My Brain Hurts

'The new net boom' announces Fortune. In California, venture capital is flowing. After five years in the doldrums, tech is back. And it's back big time. Last time it was only dotcoms, telecoms and computers that boomed. Today virtually every industry on Earth is experiencing rapid change. Hollywood is digitising. Airlines are digitising. Fast food service is digitising. Soon, with the arrival of radio ID chips on every package in every supermarket, the humble food and drink industries will digitise too.
But as the world again gets excited by all things tech, perhaps we should pause and remember how things ended in 1999/2000. When a trillion dollars of technical development crashed into a mountain of user indifference, and tech entered a depression. Millions of people lost their jobs and their pensions. And it could happen again.
How could it happen? Digital technology gets twice as powerful every eighteen months. And it's predicted to keep doing so for the next two decades. No industrial change in history has happened as fast as today's digital revolution. As this happens, we tend to forget that there is one part of the digital world that hasn't gotten any more powerful. Not just in the past few years. But in the past ten thousand. The mind of its user.
Strain on the brain. Each year, consumers are presented with new, more complex digital products and services. But each year, their ability to understand them does not rise. Twenty years ago, a phone was a simple device, with one dial. Many of today's phones are packed with complex, badly understood functions.
Twenty years ago a television had one dial and a volume knob. Today's AV systems have tens of each. The technology is leaving its consumer behind. And it's getting worse.
Meanwhile, technology keeps moving on at high speed. Digital devices will be ten times faster and more capable within five years, and perhaps one hundred times within ten. There is already a gulf between what technology can do and what consumers - both young and old - can make it do. As technology surges ahead, this gulf can do nothing else but grow.

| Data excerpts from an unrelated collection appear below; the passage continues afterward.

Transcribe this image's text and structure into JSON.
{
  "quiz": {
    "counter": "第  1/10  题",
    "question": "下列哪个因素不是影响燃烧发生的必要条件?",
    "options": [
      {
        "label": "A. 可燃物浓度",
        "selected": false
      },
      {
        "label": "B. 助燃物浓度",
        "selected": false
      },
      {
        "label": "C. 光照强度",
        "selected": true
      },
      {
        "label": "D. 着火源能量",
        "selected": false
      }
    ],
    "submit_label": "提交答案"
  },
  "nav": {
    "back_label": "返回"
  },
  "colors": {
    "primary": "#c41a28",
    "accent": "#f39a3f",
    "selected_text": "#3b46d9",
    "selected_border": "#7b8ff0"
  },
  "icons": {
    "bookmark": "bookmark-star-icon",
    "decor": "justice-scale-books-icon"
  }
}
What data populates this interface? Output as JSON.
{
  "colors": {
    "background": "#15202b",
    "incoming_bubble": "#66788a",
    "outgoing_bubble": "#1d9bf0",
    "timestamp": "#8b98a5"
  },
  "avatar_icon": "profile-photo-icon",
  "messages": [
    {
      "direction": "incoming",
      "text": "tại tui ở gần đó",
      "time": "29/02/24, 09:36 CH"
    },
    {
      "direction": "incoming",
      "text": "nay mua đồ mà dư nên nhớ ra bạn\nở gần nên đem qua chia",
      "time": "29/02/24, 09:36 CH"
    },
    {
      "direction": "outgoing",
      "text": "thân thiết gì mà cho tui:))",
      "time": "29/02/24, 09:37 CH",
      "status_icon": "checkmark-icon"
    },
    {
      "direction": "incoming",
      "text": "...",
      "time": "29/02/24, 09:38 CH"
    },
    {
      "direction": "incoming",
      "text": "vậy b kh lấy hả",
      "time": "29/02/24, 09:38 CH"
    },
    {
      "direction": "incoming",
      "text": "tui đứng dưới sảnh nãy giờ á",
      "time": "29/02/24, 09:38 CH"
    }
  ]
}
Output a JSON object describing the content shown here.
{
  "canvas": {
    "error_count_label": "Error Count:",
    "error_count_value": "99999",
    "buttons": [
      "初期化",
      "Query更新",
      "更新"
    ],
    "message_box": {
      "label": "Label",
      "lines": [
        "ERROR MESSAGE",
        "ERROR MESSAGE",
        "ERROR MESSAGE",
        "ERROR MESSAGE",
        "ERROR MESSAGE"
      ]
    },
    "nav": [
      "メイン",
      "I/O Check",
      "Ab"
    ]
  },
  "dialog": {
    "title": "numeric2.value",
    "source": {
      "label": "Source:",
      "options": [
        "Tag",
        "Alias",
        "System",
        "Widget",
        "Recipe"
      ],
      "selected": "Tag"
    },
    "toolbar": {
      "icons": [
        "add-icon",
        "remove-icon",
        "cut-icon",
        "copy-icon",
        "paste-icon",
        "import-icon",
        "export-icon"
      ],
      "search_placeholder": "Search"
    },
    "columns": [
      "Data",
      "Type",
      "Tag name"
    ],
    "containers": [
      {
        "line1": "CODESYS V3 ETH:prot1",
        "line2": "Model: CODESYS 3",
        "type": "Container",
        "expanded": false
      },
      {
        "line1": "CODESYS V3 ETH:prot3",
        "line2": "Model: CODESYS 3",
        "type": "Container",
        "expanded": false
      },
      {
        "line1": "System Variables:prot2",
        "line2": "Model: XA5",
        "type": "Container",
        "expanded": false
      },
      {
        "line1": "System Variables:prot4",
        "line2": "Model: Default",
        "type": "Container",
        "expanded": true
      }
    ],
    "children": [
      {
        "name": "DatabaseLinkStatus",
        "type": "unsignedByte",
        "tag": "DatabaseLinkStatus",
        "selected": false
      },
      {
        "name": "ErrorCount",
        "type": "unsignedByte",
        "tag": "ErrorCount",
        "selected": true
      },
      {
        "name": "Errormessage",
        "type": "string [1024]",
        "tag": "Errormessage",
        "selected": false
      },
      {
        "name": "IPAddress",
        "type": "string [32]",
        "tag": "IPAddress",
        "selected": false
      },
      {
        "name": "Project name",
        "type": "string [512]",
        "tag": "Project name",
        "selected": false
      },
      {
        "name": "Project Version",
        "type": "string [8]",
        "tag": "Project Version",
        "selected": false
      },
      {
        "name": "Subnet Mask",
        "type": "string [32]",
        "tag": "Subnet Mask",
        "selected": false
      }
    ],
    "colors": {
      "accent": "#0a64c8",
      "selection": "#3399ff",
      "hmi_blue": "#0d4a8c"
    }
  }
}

Not funny. We may laugh when consumers fail to understand the full capabilities of their phones, TVs and computers. But the consumer's failure to grasp technology is not trivial. It leads to the vaporisation of venture capital. It is the issue that is increasingly holding back the whole digital revolution. Global growth, and the fate of nations depend on rapid adoption of new technology. It is thus the decisive issue of the early 21st century.